Les énergéticiens en quête d’un nouveau leadership

Prenons quelques instants pour regarder les marchés de l’énergie : nous n’avons pas encore trouvé de qualificatif pour décrire justement le niveau de disruption qui les affecte. Car ce sont plusieurs disruptions qui se télescopent et se superposent : technologiques, topologiques, règlementaires, sociétales. Traverser ces ruptures sans dommage: voilà l’enjeu des énergéticiens !

Il n’est pas à la portée des super-experts techniques de la production ou de la distribution d ‘énergie, ceux qui ont dominé le monde énergétique pendant des années car le monde de l’énergie est par exemple également numérique. Il n’est pas à la portée des managers, spécialistes et garants des processus car les ruptures en cours rendent les processus inadaptés et inopérants. Le monde de l’énergie a besoin de leaders, de créateurs de sens, capables de guider leur organisation à travers le chaos.

Comment définir ces nouveaux profils dont le monde de l’énergie a besoin ? Comment les faire émerger ? Comment en être ?

Plusieurs caractéristiques des leaders font habituellement défaut au sein des équipes chez les énergéticiens. Il ne se passe pas une journée sans que je le constate.

La capacité à gérer les paradoxes. Notre éducation nous apprend la simplicité : une assertion est vraie ou fausse, il fait chaud ou il fait froid. La réalité émergente dans le monde de l’énergie confirme ce que nous avions déjà compris : tout n’est pas si simple et les paradoxes y sont nombreux. Les utilities doivent prendre des risques alors qu’elles sont tous les jours plus fragiles et que leurs compétences ne sont pas toujours adaptées, il faut développer de nouvelles capacités de production alors que l’Europe souffre de surcapacités, il faut développer des solutions qui se concurrencent avant de se compléter (Demand Response, Stockage) etc… Il faut donc passer d’une logique de disjonction (ou) à une logique de conjonction (et) et accepter de mener de front des actions pouvant être, au premier abord, antagonistes.

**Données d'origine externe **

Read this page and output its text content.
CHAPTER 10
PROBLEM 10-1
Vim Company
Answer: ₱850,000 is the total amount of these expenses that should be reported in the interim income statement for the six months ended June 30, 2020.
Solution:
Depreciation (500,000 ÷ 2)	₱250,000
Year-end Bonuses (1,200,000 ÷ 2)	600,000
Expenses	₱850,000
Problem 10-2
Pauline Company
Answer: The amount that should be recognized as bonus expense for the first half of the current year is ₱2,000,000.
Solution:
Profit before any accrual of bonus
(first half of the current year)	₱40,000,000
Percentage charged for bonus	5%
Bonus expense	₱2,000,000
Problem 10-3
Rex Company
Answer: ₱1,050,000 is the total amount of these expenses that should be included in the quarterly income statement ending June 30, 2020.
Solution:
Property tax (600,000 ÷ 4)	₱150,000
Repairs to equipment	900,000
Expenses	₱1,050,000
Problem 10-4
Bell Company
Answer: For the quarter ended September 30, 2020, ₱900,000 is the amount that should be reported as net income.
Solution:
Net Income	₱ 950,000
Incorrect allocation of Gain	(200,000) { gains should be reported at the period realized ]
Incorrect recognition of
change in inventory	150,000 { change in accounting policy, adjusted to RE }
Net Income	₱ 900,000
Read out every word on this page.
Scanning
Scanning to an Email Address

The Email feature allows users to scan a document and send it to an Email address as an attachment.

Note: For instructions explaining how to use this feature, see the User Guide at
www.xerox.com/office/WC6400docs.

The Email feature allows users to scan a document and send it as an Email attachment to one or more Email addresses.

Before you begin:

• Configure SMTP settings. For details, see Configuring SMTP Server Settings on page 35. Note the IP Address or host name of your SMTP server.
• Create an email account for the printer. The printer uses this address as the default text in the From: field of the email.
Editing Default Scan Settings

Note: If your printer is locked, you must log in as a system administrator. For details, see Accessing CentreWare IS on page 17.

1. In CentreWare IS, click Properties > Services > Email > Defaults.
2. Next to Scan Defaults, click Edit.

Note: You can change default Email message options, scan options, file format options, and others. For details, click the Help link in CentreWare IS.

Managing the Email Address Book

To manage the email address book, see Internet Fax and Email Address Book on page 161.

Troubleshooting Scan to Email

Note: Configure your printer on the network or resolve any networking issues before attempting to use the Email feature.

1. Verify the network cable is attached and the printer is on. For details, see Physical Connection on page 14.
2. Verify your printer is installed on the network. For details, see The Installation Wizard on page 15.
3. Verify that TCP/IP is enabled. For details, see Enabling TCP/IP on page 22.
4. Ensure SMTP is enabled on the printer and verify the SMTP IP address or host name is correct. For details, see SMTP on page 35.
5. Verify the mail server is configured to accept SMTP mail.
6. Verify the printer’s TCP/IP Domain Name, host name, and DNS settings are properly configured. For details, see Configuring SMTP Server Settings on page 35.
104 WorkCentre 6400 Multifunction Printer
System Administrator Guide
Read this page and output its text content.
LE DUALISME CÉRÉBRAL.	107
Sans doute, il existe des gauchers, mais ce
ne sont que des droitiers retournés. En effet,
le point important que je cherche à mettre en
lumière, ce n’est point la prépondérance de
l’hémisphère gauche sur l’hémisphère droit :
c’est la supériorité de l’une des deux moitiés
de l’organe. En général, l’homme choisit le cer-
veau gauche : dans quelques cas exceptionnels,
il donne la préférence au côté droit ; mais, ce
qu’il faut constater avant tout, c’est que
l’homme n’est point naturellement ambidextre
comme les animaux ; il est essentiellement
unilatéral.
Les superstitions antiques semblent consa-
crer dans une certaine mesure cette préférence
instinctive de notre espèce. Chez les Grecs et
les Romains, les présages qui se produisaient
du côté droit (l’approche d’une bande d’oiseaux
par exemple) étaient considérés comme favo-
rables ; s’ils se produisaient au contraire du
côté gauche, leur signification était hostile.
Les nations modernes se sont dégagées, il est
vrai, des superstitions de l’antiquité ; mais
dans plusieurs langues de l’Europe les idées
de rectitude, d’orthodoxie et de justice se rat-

La capacité à gérer les incertitudes. Quelles seront les technologies gagnantes dans lesquelles investir ? Les véhicules hybrides ou les tout-électriques ? Les batteries ou les piles à combustibles ? Sigfox, LoRa ou Wirepas ? La parade n’est pas dans le recours à une quelconque capacité à lire dans une boule de cristal. Des outils existent et doivent être déployés mais surtout, les leaders doivent faire preuve de sang-froid, de courage, quelquefois d’intuition. Ils doivent développer une empathie avec le marché, l’environnement et la société toute entière et chercher à la nourrir pour tous les moyens possibles. Il s ‘agit, en quelque sorte, de savoir mettre l’Homme au centre des systèmes énergétiques plus que les technologies. Cela demande de faire le deuil d’une certaine toute-puissance.

La capacité à dominer ses peurs et de sortir de sa zone de confort : chaque transition énergétique est différente car elle dépend de paramètres nationaux, tous différents : mix énergétique initial, structure des acteurs, énergies disponibles localement etc… La copie de ce qui s’est déjà fait n’est donc pas adaptée : chacun doit créer, certes à partir de briques partagées, sa propre solution et avoir le courage d’abandonner un modèle « ancestral » pour inventer son futur.

Une grande sécurité intérieure, une confiance indéfectible en sa propre compétence et dans celle de ses équipes. Cette caractéristique est probablement la plus paradoxale : il faut allier la forte détermination à se laisser guider par une conviction, des valeurs, une vision et l’interrogation permanente que requiert le développement de l’empathie avec la société. Il est nécessaire d’impliquer de plus en plus d’acteurs et de compétences mais de savoir reconnaître, dans les avis donnés, ceux qui relèvent de la peur de l’inconnu et ceux qui participent à la construction de l’avenir.

Ce nouveau leadership, nécessaire aux énergéticiens, repose sur une vraie perception de la complexité : il s’agit donc de guider des sociétés dans l’exploration des nouveaux marchés, comme Livingstone a guidé son équipe à travers des territoires inconnus.

Personne ne détient la vérité ; de nouvelles méthodologies de décisions, de nouvelles démarches stratégiques, plus partagées, de nouveaux styles de management devront émerger pour permettre à ces nouveaux leaders d’exercer.

Et, comme souvent, quand nous parlons « leader », nous pensons « CEO » ; or, l’enjeu est aussi, et surtout, sur l’évolution des aptitudes du « middle management ».